Como corolario, los términos de referencia que presuponen los símbolos místicos del norte nos sugieren aquí una tridimensionalidad psico-espiritual de la que no puede dar cuenta el esquema bidimensional corriente, que se contenta con oponer el consciente y el inconsciente. Dicho más exactamente, se trata de una doble tiniebla: hay una tiniebla que no es más que oscuridad; puede interceptar, ocultar y retener prisionera a la luz. Cuando ésta escapa (según la concepción maniquea o el Ishraq de Sohravardi), la tiniebla es abandonada, cae sobre sí misma; no se transforma en luz. Pero hay otra tiniebla, que nuestros místicos designan como «noche de luz», «noche luminosa» o «luz negra».

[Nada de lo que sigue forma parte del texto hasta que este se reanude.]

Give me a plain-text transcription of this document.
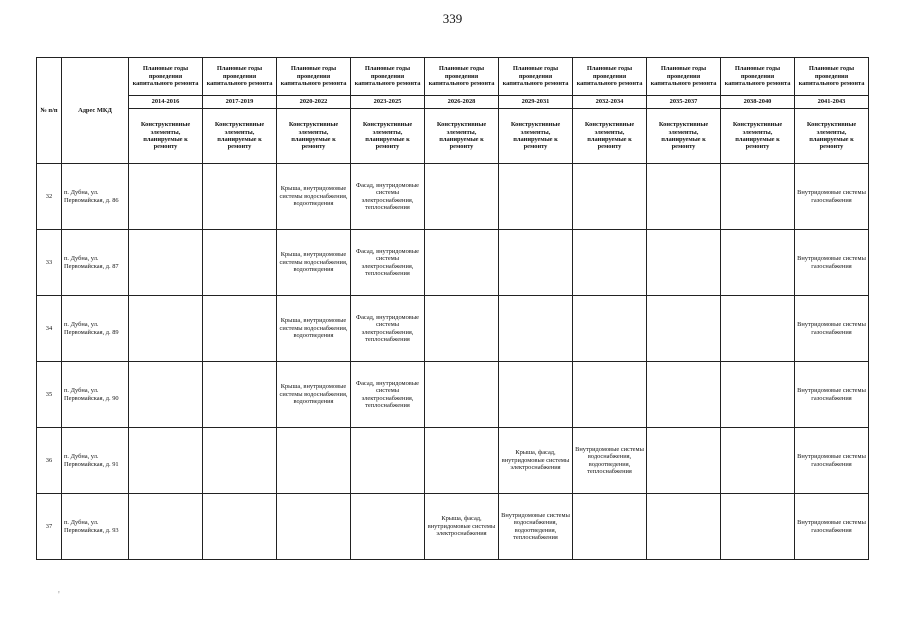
339
№ п/п	Адрес МКД	Плановые годы проведения капитального ремонта	Плановые годы проведения капитального ремонта	Плановые годы проведения капитального ремонта	Плановые годы проведения капитального ремонта	Плановые годы проведения капитального ремонта	Плановые годы проведения капитального ремонта	Плановые годы проведения капитального ремонта	Плановые годы проведения капитального ремонта	Плановые годы проведения капитального ремонта	Плановые годы проведения капитального ремонта
		2014-2016	2017-2019	2020-2022	2023-2025	2026-2028	2029-2031	2032-2034	2035-2037	2038-2040	2041-2043
		Конструктивные элементы, планируемые к ремонту	Конструктивные элементы, планируемые к ремонту	Конструктивные элементы, планируемые к ремонту	Конструктивные элементы, планируемые к ремонту	Конструктивные элементы, планируемые к ремонту	Конструктивные элементы, планируемые к ремонту	Конструктивные элементы, планируемые к ремонту	Конструктивные элементы, планируемые к ремонту	Конструктивные элементы, планируемые к ремонту	Конструктивные элементы, планируемые к ремонту
32	п. Дубна, ул. Первомайская, д. 86			Крыша, внутридомовые системы водоснабжения, водоотведения	Фасад, внутридомовые системы электроснабжения, теплоснабжения						Внутридомовые системы газоснабжения
33	п. Дубна, ул. Первомайская, д. 87			Крыша, внутридомовые системы водоснабжения, водоотведения	Фасад, внутридомовые системы электроснабжения, теплоснабжения						Внутридомовые системы газоснабжения
34	п. Дубна, ул. Первомайская, д. 89			Крыша, внутридомовые системы водоснабжения, водоотведения	Фасад, внутридомовые системы электроснабжения, теплоснабжения						Внутридомовые системы газоснабжения
35	п. Дубна, ул. Первомайская, д. 90			Крыша, внутридомовые системы водоснабжения, водоотведения	Фасад, внутридомовые системы электроснабжения, теплоснабжения						Внутридомовые системы газоснабжения
36	п. Дубна, ул. Первомайская, д. 91						Крыша, фасад, внутридомовые системы электроснабжения	Внутридомовые системы водоснабжения, водоотведения, теплоснабжения			Внутридомовые системы газоснабжения
37	п. Дубна, ул. Первомайская, д. 93					Крыша, фасад, внутридомовые системы электроснабжения	Внутридомовые системы водоснабжения, водоотведения, теплоснабжения				Внутридомовые системы газоснабжения
'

Ya en los relatos místicos de Avicena se establece, en función de la orientación vertical, una distinción explícita entre las «tinieblas en las proximidades del polo» (noche divina del Sobre-ser, de lo incognoscible, del Origen de los orígenes) y la tiniebla que es el extremo occidente de la materia y del no ser, donde declina y desaparece el sol de las formas puras. El Oriente al que éstas se elevan, su Oriente-origen, es el polo, el norte cósmico. A partir de ahí, el relato aviceniano nos indica explícitamente una doble situación y un doble significado del «sol de medianoche»: es, por una parte, la primera Inteligencia, el arcángel Logos, como revelación que se levanta sobre la tiniebla del Deus absconditus, y que supone para el alma humana la aparición de la supraconciencia en el horizonte de la conciencia; y es, por otra parte, esa alma humana como luz de la conciencia que se levanta en la tiniebla de la subconciencia. Veremos que en Najmoddîn Kobrâ los fotismos coloreados (en particular el «negro luminoso» y la luz verde) anuncian y postulan una misma estructura psicocósmica. Por eso la orientación requiere aquí la superposición de un triple plano: el día de la conciencia es un elemento intermedio entre la noche luminosa de la supraconciencia y la noche tenebrosa de la inconciencia. La tiniebla divina, la nube del no saber, las «tinieblas en las proximidades del polo», la «noche de los símbolos» en la que el alma progresa, no es de ningún modo la tiniebla en la que están retenidas cautivas las partículas de luz. Esta última es el extremo occidente, el infierno, lo demoníaco. La orientación respecto del polo, el norte cósmico, determina un abajo y un arriba: confundir uno con otro será desorientación pura y simple. (cf. infra V, 1).